I also secretly am incredibly shy and generally am mortified by the idea of randomly bothering people I don’t know, and I have absolutely no understanding of why anyone would ever ask for an autograph.

And yet, I looked at this actor chilling there, and thought about the fact that if I could get him to engage this idea, the marriages of so many folks I love might be saved.  I walked my shy lil’ self on over to him.  I apologized for disturbing him and told him I was a kid of SF politics who grew up with the history of Milk and had worked on marriage equality for years.  And then I asked whether there had been any discussion around the release date of the film and whether releasing it before the election might, just might, help the cause.

Sean Penn looked at me, kind of glared, and said:

“I am an actor for hire. That is all I have to do with the movie or the cause.”

Wow.

I mean, okay, like, I could have handled:  “Hey lady, leave me the F alone, I don’t want to talk to strangers!”  Really, I could have.
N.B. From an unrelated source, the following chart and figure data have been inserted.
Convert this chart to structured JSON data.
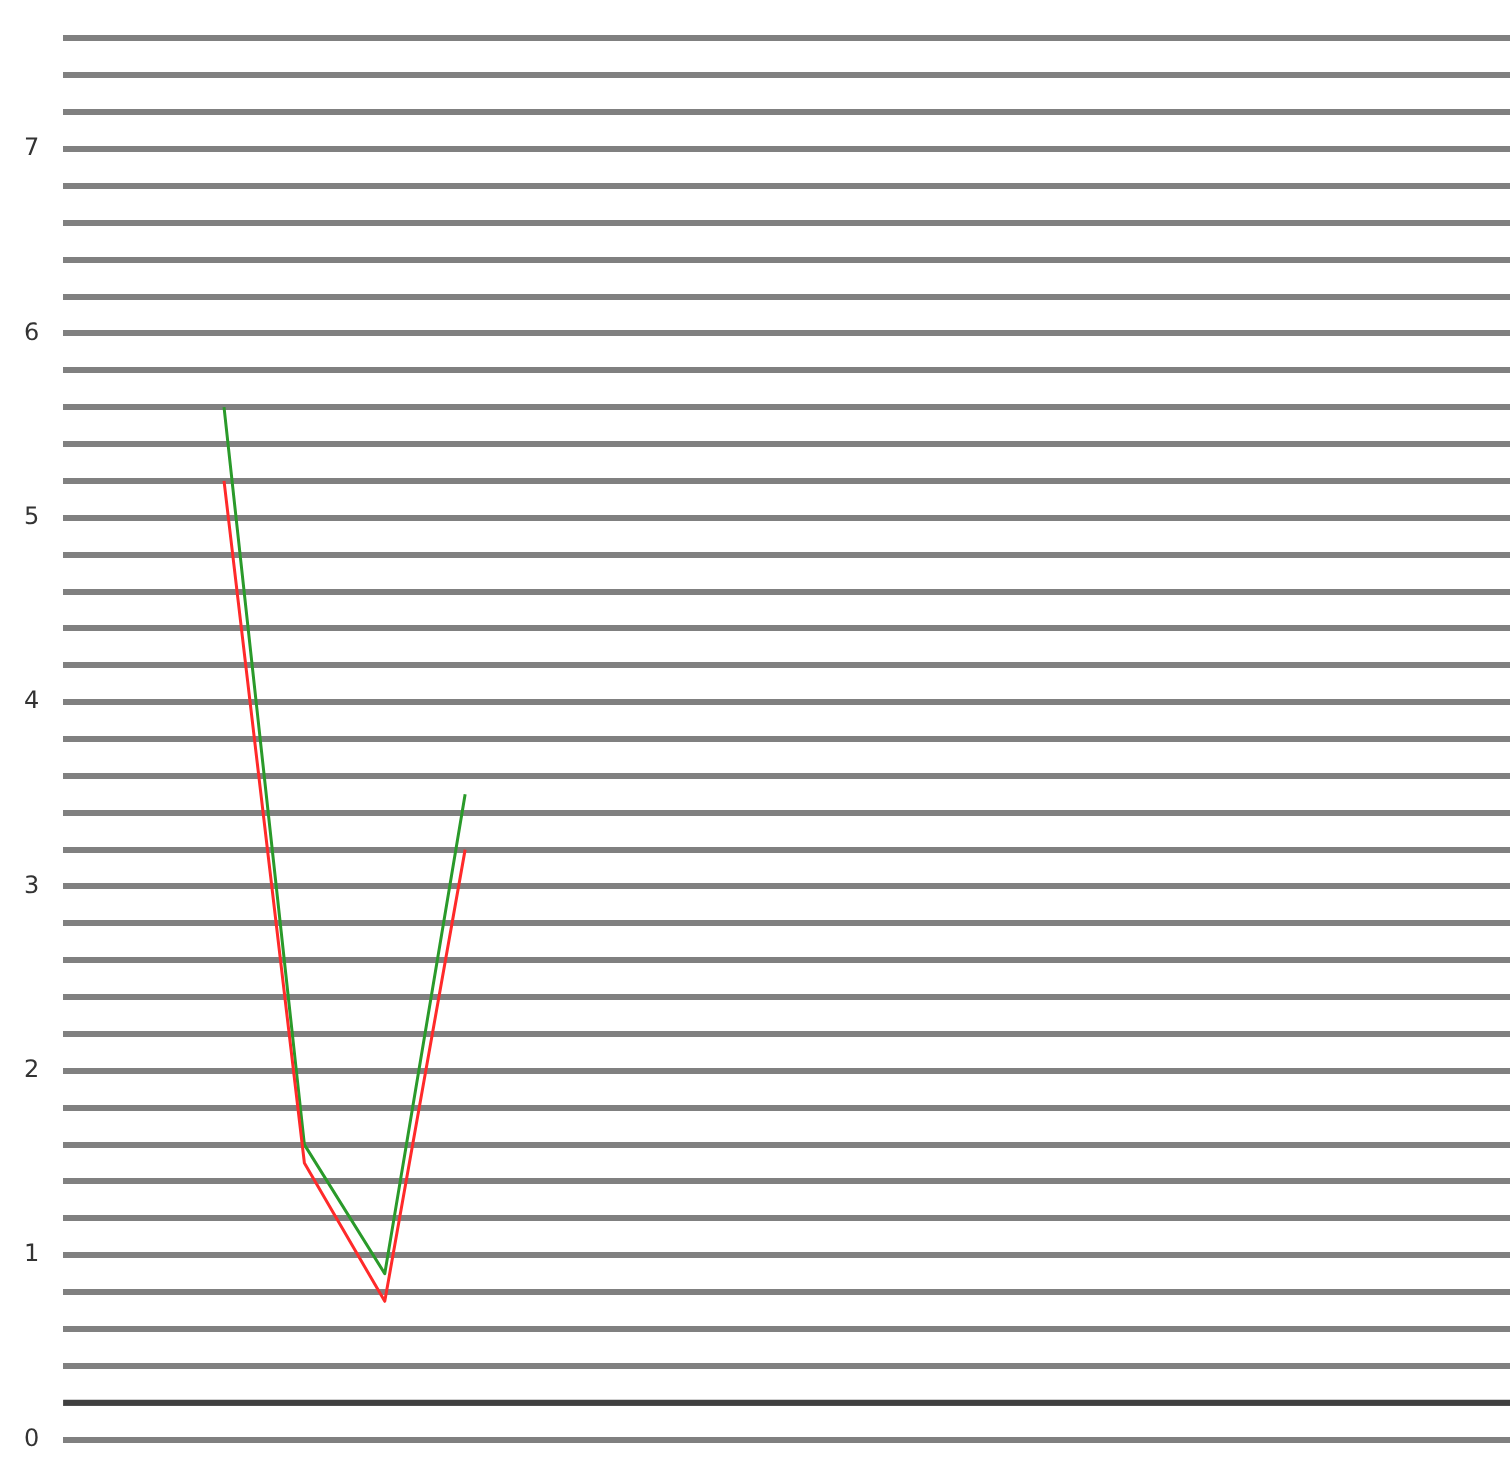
{
  "chart_data": {
    "type": "line",
    "categories": [
      null,
      null,
      null,
      null,
      null,
      null,
      null,
      null,
      null,
      null,
      null,
      null,
      null,
      null,
      null,
      null,
      null,
      null,
      null
    ],
    "series": [
      {
        "color": "#ff2a2a",
        "values": [
          null,
          null,
          5.2,
          1.5,
          0.75,
          3.2,
          null,
          null,
          null,
          null,
          null,
          null,
          null,
          null,
          null,
          null,
          null,
          null,
          null
        ]
      },
      {
        "color": "#2a9a2a",
        "values": [
          null,
          null,
          5.6,
          1.6,
          0.9,
          3.5,
          null,
          null,
          null,
          null,
          null,
          null,
          null,
          null,
          null,
          null,
          null,
          null,
          null
        ]
      }
    ],
    "ylim": [
      0,
      7.6
    ],
    "yticks": [
      0,
      {
        "value": 0.2,
        "label": null
      },
      {
        "value": 0.4,
        "label": null
      },
      {
        "value": 0.6,
        "label": null
      },
      {
        "value": 0.8,
        "label": null
      },
      1,
      {
        "value": 1.2,
        "label": null
      },
      {
        "value": 1.4,
        "label": null
      },
      {
        "value": 1.6,
        "label": null
      },
      {
        "value": 1.8,
        "label": null
      },
      2,
      {
        "value": 2.2,
        "label": null
      },
      {
        "value": 2.4,
        "label": null
      },
      {
        "value": 2.6,
        "label": null
      },
      {
        "value": 2.8,
        "label": null
      },
      3,
      {
        "value": 3.2,
        "label": null
      },
      {
        "value": 3.4,
        "label": null
      },
      {
        "value": 3.6,
        "label": null
      },
      {
        "value": 3.8,
        "label": null
      },
      4,
      {
        "value": 4.2,
        "label": null
      },
      {
        "value": 4.4,
        "label": null
      },
      {
        "value": 4.6,
        "label": null
      },
      {
        "value": 4.8,
        "label": null
      },
      5,
      {
        "value": 5.2,
        "label": null
      },
      {
        "value": 5.4,
        "label": null
      },
      {
        "value": 5.6,
        "label": null
      },
      {
        "value": 5.8,
        "label": null
      },
      6,
      {
        "value": 6.2,
        "label": null
      },
      {
        "value": 6.4,
        "label": null
      },
      {
        "value": 6.6,
        "label": null
      },
      {
        "value": 6.8,
        "label": null
      },
      7,
      {
        "value": 7.2,
        "label": null
      },
      {
        "value": 7.4,
        "label": null
      },
      {
        "value": 7.6,
        "label": null
      }
    ],
    "ref_lines": [
      {
        "axis": "y",
        "value": 0.2,
        "color": "#404040"
      }
    ],
    "grid": "y",
    "tick_labels": "y",
    "legend": false,
    "marker": "none",
    "line_style": "solid"
  }
}
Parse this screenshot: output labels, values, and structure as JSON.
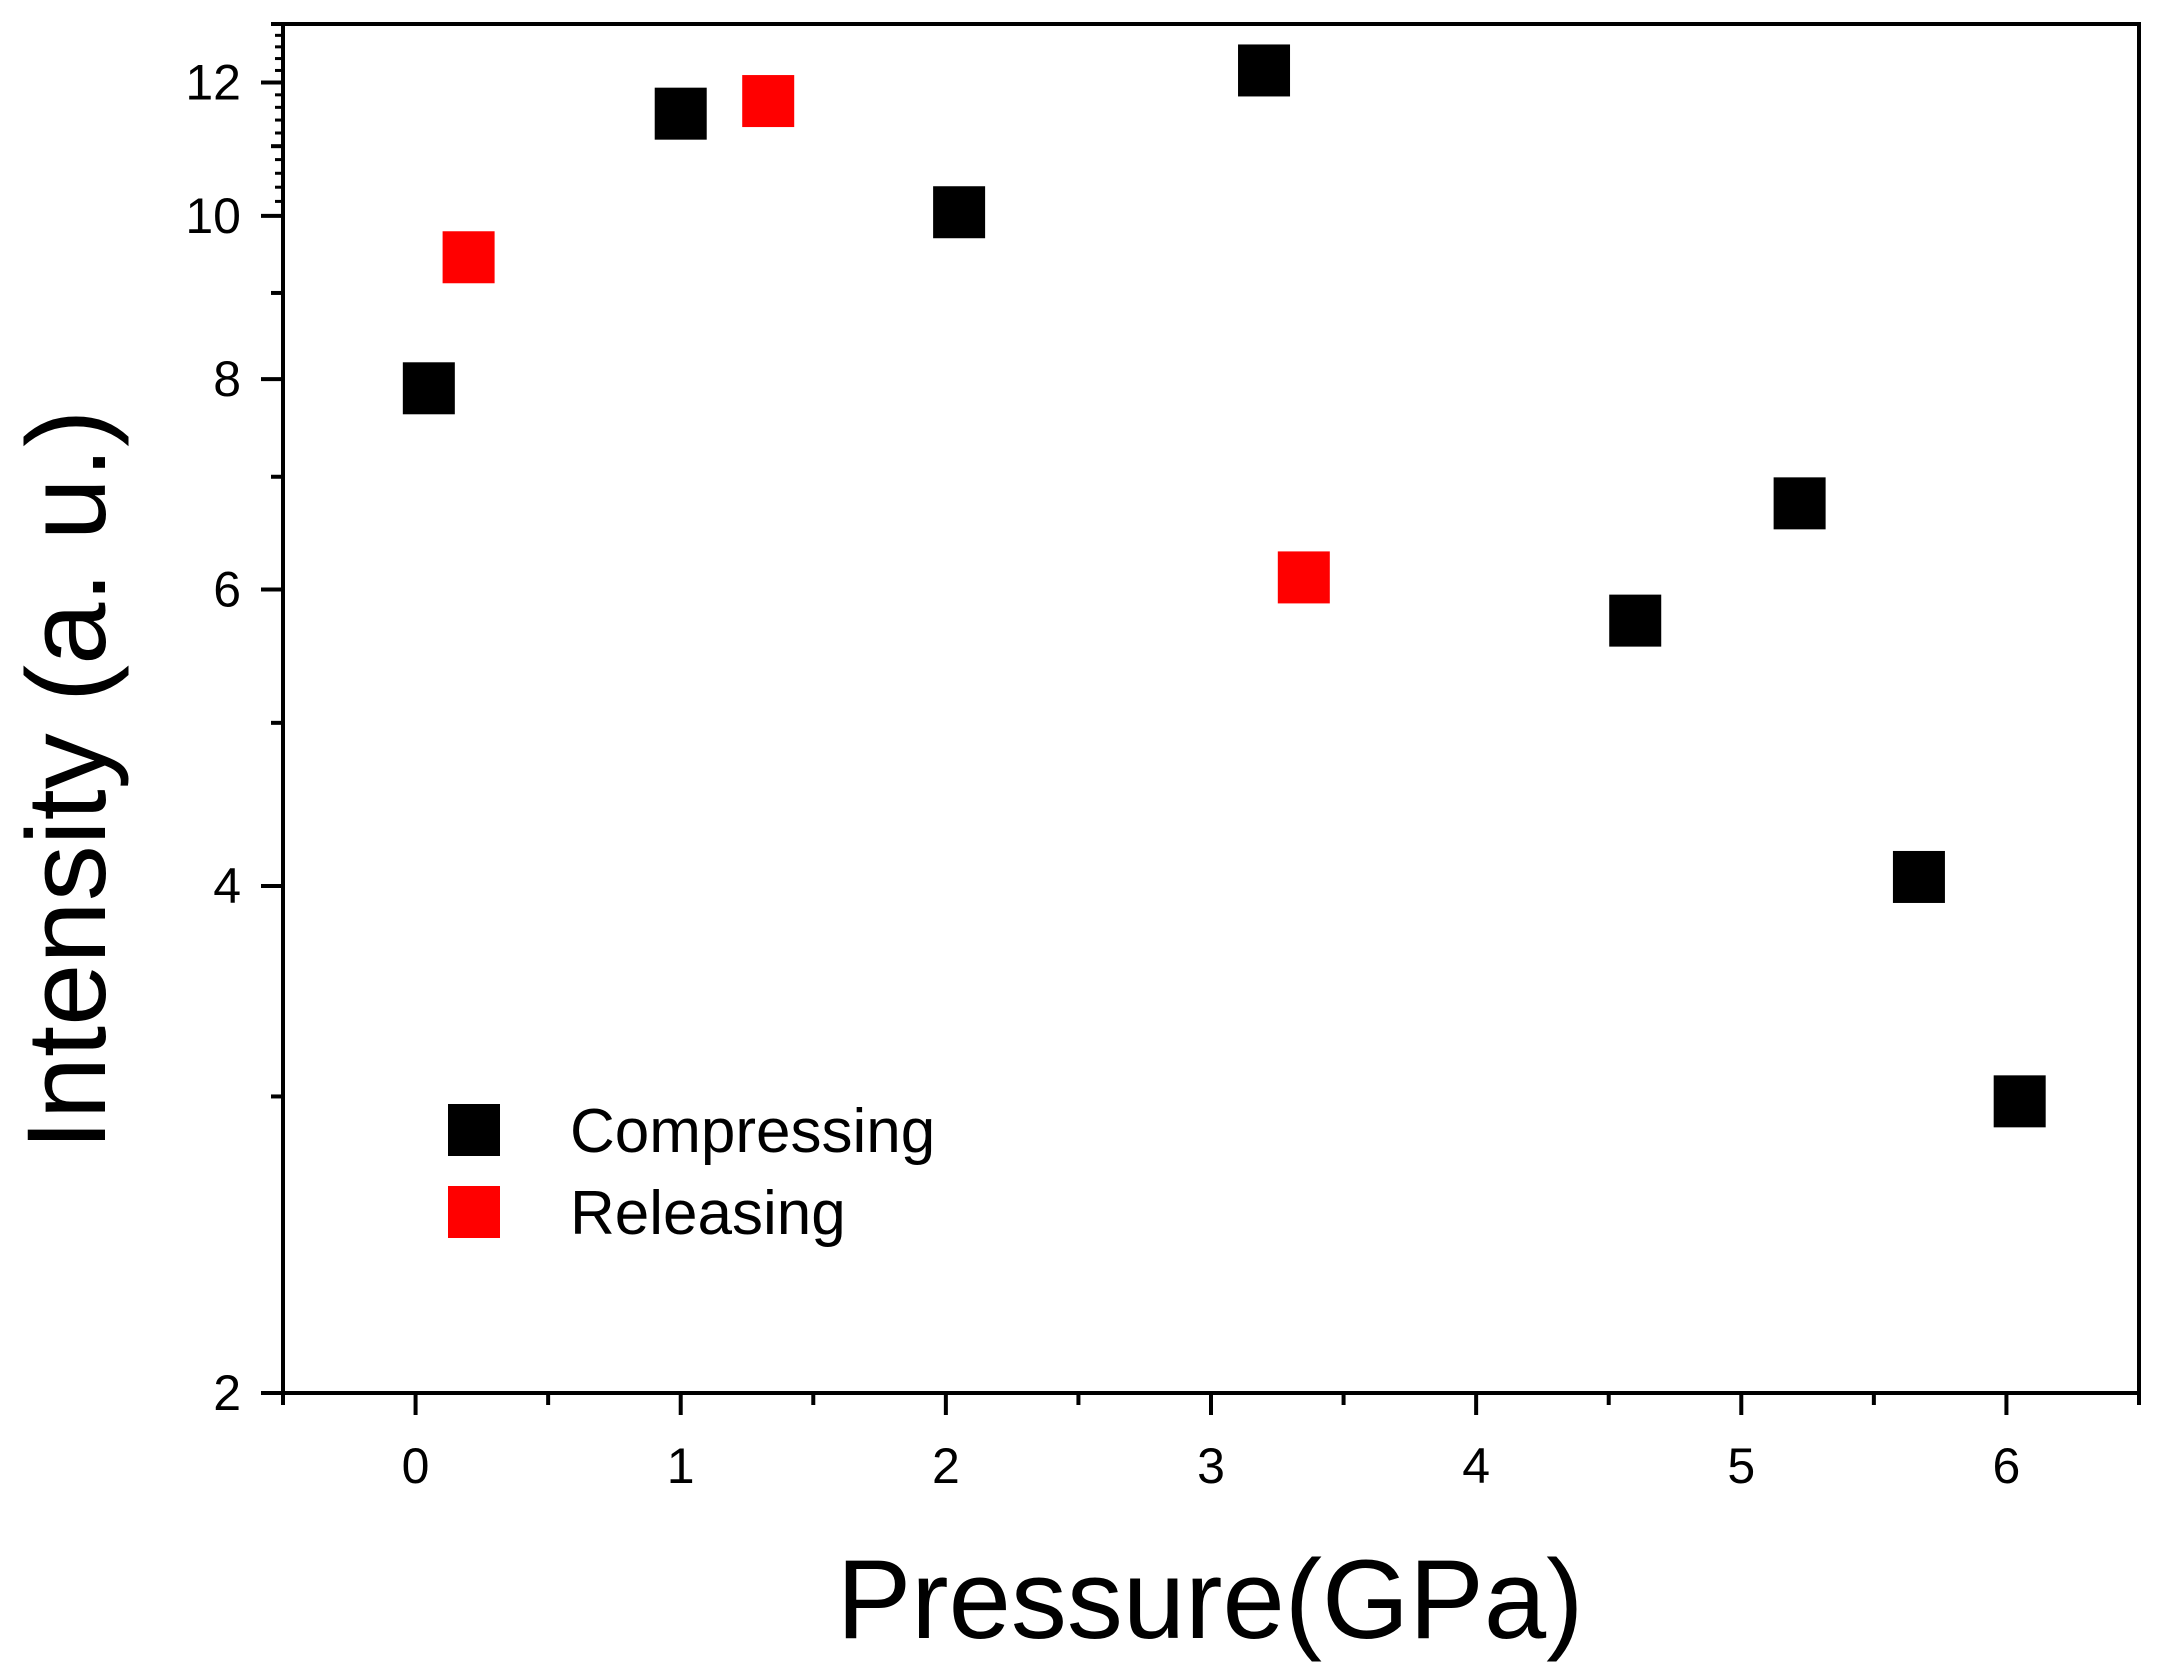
{
  "chart_data": {
    "type": "scatter",
    "title": "",
    "xlabel": "Pressure(GPa)",
    "ylabel": "Intensity (a. u.)",
    "xlim": [
      -0.5,
      6.5
    ],
    "ylim": [
      2,
      13
    ],
    "yscale": "log",
    "grid": false,
    "x_ticks": [
      0,
      1,
      2,
      3,
      4,
      5,
      6
    ],
    "x_minor_ticks": [
      -0.5,
      0.5,
      1.5,
      2.5,
      3.5,
      4.5,
      5.5,
      6.5
    ],
    "y_ticks": [
      2,
      4,
      6,
      8,
      10,
      12
    ],
    "y_minor_ticks": [
      3,
      5,
      7,
      9,
      11,
      13
    ],
    "legend_position": "lower-left",
    "series": [
      {
        "name": "Compressing",
        "color": "#000000",
        "marker": "square",
        "points": [
          {
            "x": 0.05,
            "y": 7.9
          },
          {
            "x": 1.0,
            "y": 11.5
          },
          {
            "x": 2.05,
            "y": 10.05
          },
          {
            "x": 3.2,
            "y": 12.2
          },
          {
            "x": 4.6,
            "y": 5.75
          },
          {
            "x": 5.22,
            "y": 6.75
          },
          {
            "x": 5.67,
            "y": 4.05
          },
          {
            "x": 6.05,
            "y": 2.98
          }
        ]
      },
      {
        "name": "Releasing",
        "color": "#ff0000",
        "marker": "square",
        "points": [
          {
            "x": 0.2,
            "y": 9.45
          },
          {
            "x": 1.33,
            "y": 11.7
          },
          {
            "x": 3.35,
            "y": 6.1
          }
        ]
      }
    ]
  }
}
But.  Wow.  The actor who plays a political person in his real life image, who plays Milk in a soon-to-be-historic movie, told me that he didn’t want to engage at all on the role the movie would play in the political discourse of his home state and the marriage rights of those who he joined at the political dinner just a few months ago.  Wow.

At the recent Harvey Milk dinner, Penn asked that all us gays there fuck some sense into the Log Cabin Republicans (we) come across.  That’s actually a quote.  You know, like he was into gay issues and, I don’t know, elections or something.

Whatever.  I know he could have just been having a bad day and felt like being an ass to a stranger.  But, wow.  Also?  I seriously am mad that now I won’t be able to watch him portray Milk without thinking:  dude said he didn’t care about the political implication of Milk’s life in the form of that film’s effect on today’s culture!

Asshole of the Convention award goes to: Sean Penn.

I’m still gonna ask around to less asshole folks to see whether this conversation has been had.  It may be a silly idea, it may make no difference, but at the very least I owe it to Milk and everyone else who did so much for the movement to see if we can at least talk about releasing the film about his life before CA voters go to the ballot to considering removing more rights from the LGBT community.

Screw what prickly actors think about that idea.

(Can you tell his response got to me?!  Damn angry lesbians!)